6 reasons why most start-up businesses fail

Up to 90 per cent of start-ups are destined to fail, but why is that, and how can you stop your business falling into the same trap?

Peter Iantorno March 18, 2015

We've all heard the horror statistics: depending on which estimate you listen to, anywhere from 80 to 90 per cent of start-up business will fail within the first 18 months.

That's pretty grim reading for any entrepreneur looking to get a new company off the ground, but the big problem with a sweeping doom-and-gloom statistic such as this is that it doesn't address the reasons why these businesses are failing and, far more importantly, reveal how to avoid these pitfalls.

Here are six reasons why most start-up business fail, and how a new business can give itself the best chance of surviving for the long haul:

Bad business plan
As the old saying goes, "Fail to prepare, prepare to fail", and nowhere is this more apt than in the all-important business plan. The cornerstone of any business, this is where a company can be destined to fail before its even got off the ground.

The best business plans are clear, concise and appealing to potential investors, yet underpinned by an almost painfully thorough backbone of research assessing every single facet of the business, from the main income stream to the monthly expenditure on toilet roll. bad business plan.

The cash-flow isn't there

While a true entrepreneur will always have the drive to succeed no matter the cash-flow situation (take these three who went from broke to billionaire, for example), the fact is that businesses have to balance the books in order to survive.

Lack of cash-flow can be down to a number of reasons - most of which can be avoided in the planning stage - but one of the most prevalent ones is failure to monetise effectively or at the right time. To do this, a business must determine who will pay and what they'll pay for, and make sure the business can cope until the money starts rolling in.

The team is wrong
A 2014 study by venture capitalist database company CBS Insights found that 23 per cent of companies reported the main reason for being forced the close down as "not having the right team". When it comes to something as vital as picking the people to work in a new company, it's important that any friendship and favouritism is left at the door.
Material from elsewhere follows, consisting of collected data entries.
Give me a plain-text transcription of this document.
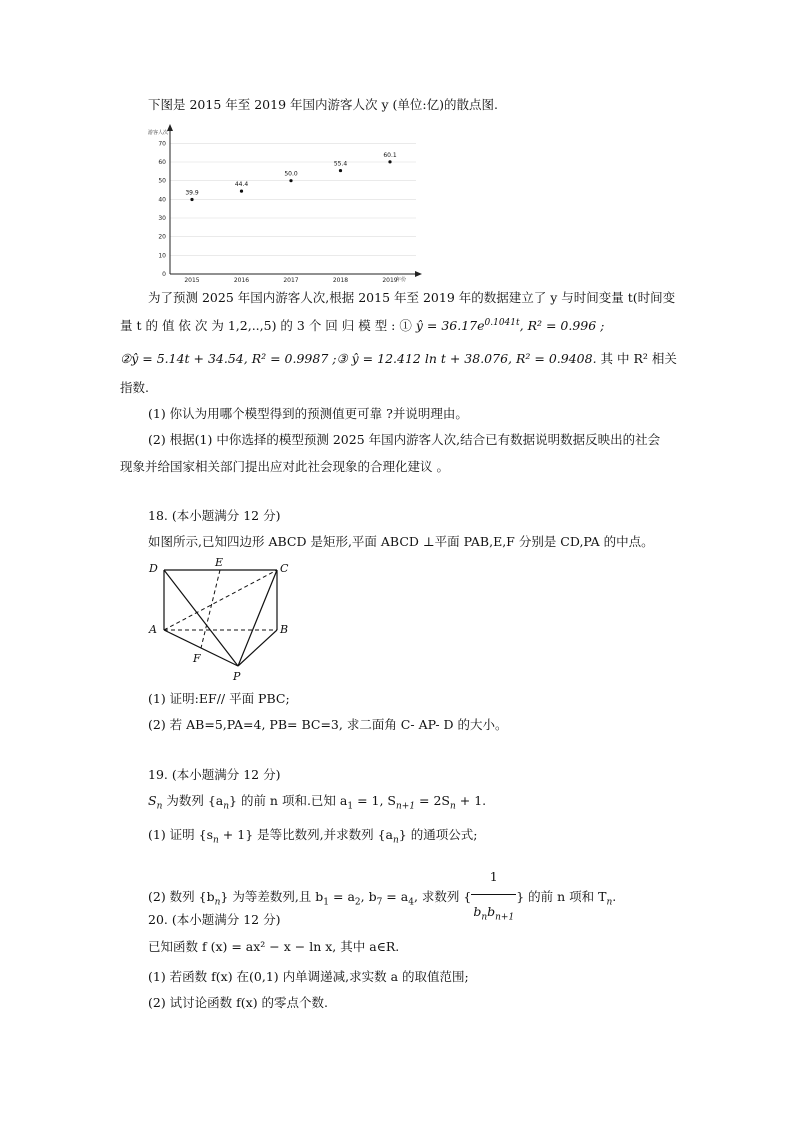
下图是 2015 年至 2019 年国内游客人次 y (单位:亿)的散点图.
游客人次
年份
0
10
20
30
40
50
60
70
2015	2016	2017	2018	2019
39.9
44.4
50.0
55.4
60.1
为了预测 2025 年国内游客人次,根据 2015 年至 2019 年的数据建立了 y 与时间变量 t(时间变
量 t 的 值 依 次 为 1,2,..,5) 的 3 个 回 归 模 型 : ① ŷ = $36.17e^{0.1041t}$, R² = 0.996 ;
②ŷ = 5.14t + 34.54, R² = 0.9987 ;③ ŷ = 12.412 ln t + 38.076, R² = 0.9408. 其 中 R² 相关
指数.
(1) 你认为用哪个模型得到的预测值更可靠 ?并说明理由。
(2) 根据(1) 中你选择的模型预测 2025 年国内游客人次,结合已有数据说明数据反映出的社会
现象并给国家相关部门提出应对此社会现象的合理化建议 。
18. (本小题满分 12 分)
如图所示,已知四边形 ABCD 是矩形,平面 ABCD ⊥平面 PAB,E,F 分别是 CD,PA 的中点。
D	E	C
A	B
F
P
(1) 证明:EF// 平面 PBC;
(2) 若 AB=5,PA=4, PB= BC=3, 求二面角 C- AP- D 的大小。
19. (本小题满分 12 分)
$S_n$ 为数列 $\{a_n\}$ 的前 n 项和.已知 $a_1 = 1$, $S_{n+1} = 2S_n + 1$.
(1) 证明 $\{s_n + 1\}$ 是等比数列,并求数列 $\{a_n\}$ 的通项公式;
(2) 数列 $\{b_n\}$ 为等差数列,且 $b_1 = a_2$, $b_7 = a_4$, 求数列 { $\frac{1}{b_nb_{n+1}}$ } 的前 n 项和 $T_n$.
20. (本小题满分 12 分)
已知函数 f (x) = ax² − x − ln x, 其中 a∈R.
(1) 若函数 f(x) 在(0,1) 内单调递减,求实数 a 的取值范围;
(2) 试讨论函数 f(x) 的零点个数.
While it's important that people get on well enough to work together, companies formed between best buds can often suffer from a tunnel-vision syndrome, with nobody there to disagree with a decision or rock the boat when needed.

Failure to embrace technology
Examples of companies that have fallen victim to not keeping up with technology are all around us: think camera makers Kodak, which was hammered by the rise of the digital camera instead of photographic film; and video rentals company Blockbuster, which was completely destroyed by online movie streaming from the likes of Netflix.

As these two companies are testament to, embracing technology is absolutely vital, and while sometimes new inventions can come as a surprise, in most cases, it's yet another potential pitfall that can be avoided in that all-important planning stage. Kodak failure to adapt Poor customer relations
Again related to the advancement of technology, in today's world of instant feedback, Twitter abuse and online reviews, it only takes a couple of bad company-customer communications spread around the internet to send a company's reputation into the gutter. And even in a smaller local business, the power of word of mouth should not be underestimated.

It's imperative that a new company - or any company, for that matter - listens to its customers and does its utmost to make sure that any grievances they may have are resolved and then that customer is likely to return. Often a customer who previously felt aggrieved but is then won over turns out the be the most loyal.

It's a bad idea in the first place
This is the first and only point on this list that cannot be remedied. No matter how good the planning, marketing, customer care, treatment of the staff and access to cash-flow, if the initial idea is wretched, the business will ultimately fall down in the long term.

The only way to make a successful business out of a bad idea is to ditch the idea altogether before it's done too much damage and learn from the mistake, like all true entrepreneurs do.